Au cours de l’audience, la défense, désarmée, a mis en avant l’état de santé de Mandian Sidibé, affirmant qu’il souffrirait de graves problèmes médicaux et qu’il serait hospitalisé depuis plusieurs mois. Ces éléments méritent naturellement d’être examinés avec tout le sérieux requis par la justice et dans le respect des droits de la défense.
Mais la question de la santé d’un prévenu, aussi importante soit-elle sur le plan humain, ne saurait effacer celle des faits qui lui sont reprochés. L’état physique d’un accusé ne répond pas aux interrogations soulevées par un dossier judiciaire.
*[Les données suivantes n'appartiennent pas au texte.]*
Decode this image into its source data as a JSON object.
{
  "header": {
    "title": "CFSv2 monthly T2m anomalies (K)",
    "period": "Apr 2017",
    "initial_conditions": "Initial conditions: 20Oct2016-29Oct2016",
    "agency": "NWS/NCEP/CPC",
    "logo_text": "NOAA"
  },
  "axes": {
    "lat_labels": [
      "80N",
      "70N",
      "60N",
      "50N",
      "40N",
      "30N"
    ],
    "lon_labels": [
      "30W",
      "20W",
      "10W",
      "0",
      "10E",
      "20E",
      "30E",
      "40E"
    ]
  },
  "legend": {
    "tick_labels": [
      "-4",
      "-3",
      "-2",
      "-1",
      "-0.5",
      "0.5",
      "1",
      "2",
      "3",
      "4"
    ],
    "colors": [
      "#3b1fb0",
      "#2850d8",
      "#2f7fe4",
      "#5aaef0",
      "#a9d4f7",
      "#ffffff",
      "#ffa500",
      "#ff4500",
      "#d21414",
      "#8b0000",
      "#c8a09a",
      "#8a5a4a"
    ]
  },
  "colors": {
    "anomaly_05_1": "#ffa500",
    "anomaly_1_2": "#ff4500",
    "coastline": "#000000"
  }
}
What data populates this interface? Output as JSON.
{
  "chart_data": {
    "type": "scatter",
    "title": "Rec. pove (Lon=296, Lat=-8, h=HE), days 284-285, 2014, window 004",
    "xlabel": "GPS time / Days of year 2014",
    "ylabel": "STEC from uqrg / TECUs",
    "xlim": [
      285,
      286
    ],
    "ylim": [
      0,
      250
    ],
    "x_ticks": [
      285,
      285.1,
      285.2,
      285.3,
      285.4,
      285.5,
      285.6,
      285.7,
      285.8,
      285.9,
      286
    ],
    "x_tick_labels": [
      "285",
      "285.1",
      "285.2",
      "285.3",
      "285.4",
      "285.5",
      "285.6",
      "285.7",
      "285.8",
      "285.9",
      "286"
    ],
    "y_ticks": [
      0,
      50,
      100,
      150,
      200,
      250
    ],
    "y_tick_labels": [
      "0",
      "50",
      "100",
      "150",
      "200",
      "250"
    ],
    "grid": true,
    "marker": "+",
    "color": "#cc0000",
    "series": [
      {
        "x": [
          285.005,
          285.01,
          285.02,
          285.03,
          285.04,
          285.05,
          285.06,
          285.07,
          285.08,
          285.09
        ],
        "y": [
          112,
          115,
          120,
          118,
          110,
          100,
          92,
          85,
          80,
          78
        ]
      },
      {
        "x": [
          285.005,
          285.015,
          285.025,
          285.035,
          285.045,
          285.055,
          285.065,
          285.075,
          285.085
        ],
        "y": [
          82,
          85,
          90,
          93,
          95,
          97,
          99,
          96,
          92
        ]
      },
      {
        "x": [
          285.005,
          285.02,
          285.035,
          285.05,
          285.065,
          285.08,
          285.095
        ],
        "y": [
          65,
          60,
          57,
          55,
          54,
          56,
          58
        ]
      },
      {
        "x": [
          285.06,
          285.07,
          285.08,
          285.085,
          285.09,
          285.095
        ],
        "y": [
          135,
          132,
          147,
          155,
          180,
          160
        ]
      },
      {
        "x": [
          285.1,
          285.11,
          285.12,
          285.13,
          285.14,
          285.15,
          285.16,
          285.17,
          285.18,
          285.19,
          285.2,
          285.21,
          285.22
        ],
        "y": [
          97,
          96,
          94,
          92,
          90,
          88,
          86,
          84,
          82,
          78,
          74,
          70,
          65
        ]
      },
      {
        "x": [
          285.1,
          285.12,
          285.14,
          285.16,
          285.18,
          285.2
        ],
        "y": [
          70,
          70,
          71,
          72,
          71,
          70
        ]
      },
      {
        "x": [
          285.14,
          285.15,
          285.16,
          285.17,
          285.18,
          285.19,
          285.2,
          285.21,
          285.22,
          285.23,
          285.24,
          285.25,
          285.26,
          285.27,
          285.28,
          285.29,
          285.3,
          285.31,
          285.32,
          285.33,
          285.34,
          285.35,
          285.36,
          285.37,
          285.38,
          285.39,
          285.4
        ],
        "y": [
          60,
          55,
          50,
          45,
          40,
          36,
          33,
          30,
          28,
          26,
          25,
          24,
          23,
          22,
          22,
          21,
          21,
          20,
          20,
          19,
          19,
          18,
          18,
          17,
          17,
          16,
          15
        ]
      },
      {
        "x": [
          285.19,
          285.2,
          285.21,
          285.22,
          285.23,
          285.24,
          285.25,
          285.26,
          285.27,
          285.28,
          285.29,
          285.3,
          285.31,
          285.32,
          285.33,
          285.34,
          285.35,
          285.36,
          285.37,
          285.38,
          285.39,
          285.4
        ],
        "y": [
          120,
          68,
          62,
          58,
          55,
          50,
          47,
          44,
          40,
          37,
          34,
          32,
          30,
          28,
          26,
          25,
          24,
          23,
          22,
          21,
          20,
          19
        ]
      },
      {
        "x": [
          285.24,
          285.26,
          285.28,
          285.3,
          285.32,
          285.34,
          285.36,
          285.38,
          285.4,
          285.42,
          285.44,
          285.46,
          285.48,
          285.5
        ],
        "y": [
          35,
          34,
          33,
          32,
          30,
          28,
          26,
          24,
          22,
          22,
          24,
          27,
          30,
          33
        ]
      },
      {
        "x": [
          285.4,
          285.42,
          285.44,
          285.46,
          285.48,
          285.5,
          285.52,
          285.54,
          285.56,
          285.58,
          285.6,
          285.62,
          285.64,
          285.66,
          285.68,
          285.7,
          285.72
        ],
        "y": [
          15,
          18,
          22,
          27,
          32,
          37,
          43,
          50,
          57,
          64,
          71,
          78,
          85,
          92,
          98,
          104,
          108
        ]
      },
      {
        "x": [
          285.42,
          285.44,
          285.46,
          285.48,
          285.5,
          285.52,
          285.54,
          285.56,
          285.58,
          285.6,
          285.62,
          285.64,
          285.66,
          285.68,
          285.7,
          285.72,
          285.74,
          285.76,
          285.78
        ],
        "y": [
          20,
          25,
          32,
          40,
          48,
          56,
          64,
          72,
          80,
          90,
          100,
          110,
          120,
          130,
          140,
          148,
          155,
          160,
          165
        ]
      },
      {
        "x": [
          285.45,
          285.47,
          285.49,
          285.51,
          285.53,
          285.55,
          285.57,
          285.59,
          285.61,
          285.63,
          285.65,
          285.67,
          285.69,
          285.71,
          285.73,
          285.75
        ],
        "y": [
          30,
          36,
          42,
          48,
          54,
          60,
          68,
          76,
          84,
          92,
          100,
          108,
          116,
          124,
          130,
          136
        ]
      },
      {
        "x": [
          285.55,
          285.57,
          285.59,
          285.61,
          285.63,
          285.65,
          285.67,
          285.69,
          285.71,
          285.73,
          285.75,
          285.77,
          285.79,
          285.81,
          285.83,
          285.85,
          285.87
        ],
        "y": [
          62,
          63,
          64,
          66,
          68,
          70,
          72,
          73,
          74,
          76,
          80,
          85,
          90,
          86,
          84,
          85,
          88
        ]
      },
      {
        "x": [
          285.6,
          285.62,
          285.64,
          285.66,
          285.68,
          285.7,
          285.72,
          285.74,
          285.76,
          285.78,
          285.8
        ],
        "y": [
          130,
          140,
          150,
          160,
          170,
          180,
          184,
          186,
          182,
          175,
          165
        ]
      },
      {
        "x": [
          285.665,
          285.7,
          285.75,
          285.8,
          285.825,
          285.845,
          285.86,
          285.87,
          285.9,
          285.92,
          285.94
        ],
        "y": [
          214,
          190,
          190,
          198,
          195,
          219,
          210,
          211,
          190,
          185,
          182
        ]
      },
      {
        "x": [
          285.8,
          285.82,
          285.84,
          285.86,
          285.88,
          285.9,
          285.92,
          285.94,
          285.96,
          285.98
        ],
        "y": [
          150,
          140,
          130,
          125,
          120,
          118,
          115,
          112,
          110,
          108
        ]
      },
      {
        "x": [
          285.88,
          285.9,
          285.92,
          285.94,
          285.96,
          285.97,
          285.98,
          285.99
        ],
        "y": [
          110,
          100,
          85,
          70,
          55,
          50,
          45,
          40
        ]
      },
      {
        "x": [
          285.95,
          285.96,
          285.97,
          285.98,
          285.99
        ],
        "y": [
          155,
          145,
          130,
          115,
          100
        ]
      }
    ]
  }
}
Il ne remplace ni les pièces comptables, ni les contrats, ni les rapports d’audit, ni les éléments d’enquête.
L’opinion publique a déjà observé, au fil des années, de nombreux dossiers dans lesquels les débats ont parfois semblé se déplacer du fond vers la forme. Pourtant, ce qui importe aujourd’hui, ce n’est pas seulement de savoir qui est malade ou qui ne l’est pas. Ce qui importe, c’est de savoir ce qu’il est advenu des ressources publiques placées sous la responsabilité de gestionnaires investis de la confiance de l’État.
Car derrière les chiffres se cachent des réalités concrètes. Soixante-dix-huit milliards de francs guinéens ne constituent pas une simple ligne comptable. Cette somme représente potentiellement des infrastructures, des équipements, des investissements et des services dont les citoyens ont besoin. Elle évoque des écoles à construire, des centres de santé à équiper, des routes à entretenir, des programmes publics à financer.
C’est précisément pour cette raison que depuis deux ans, ce dossier alimente de nombreux débats, commentaires et prises de position. Désormais, l’heure n’est plus aux spéculations. Elle est à la confrontation des faits, à l’examen des preuves et à l’exercice serein de la justice.
Le kleptomane Mandian Sidibé, comme tous ceux poursuivis devant la CRIEF, ne doivent pas se cacher derrière des prétextes fallacieux pour se soustraire à la rigueur de la loi. Car une chose est certaine : au-delà des maladies invoquées, au-delà des stratégies de défense et des joutes judiciaires, la Guinée attend des réponses. Des réponses à la hauteur des crimes économiques commis.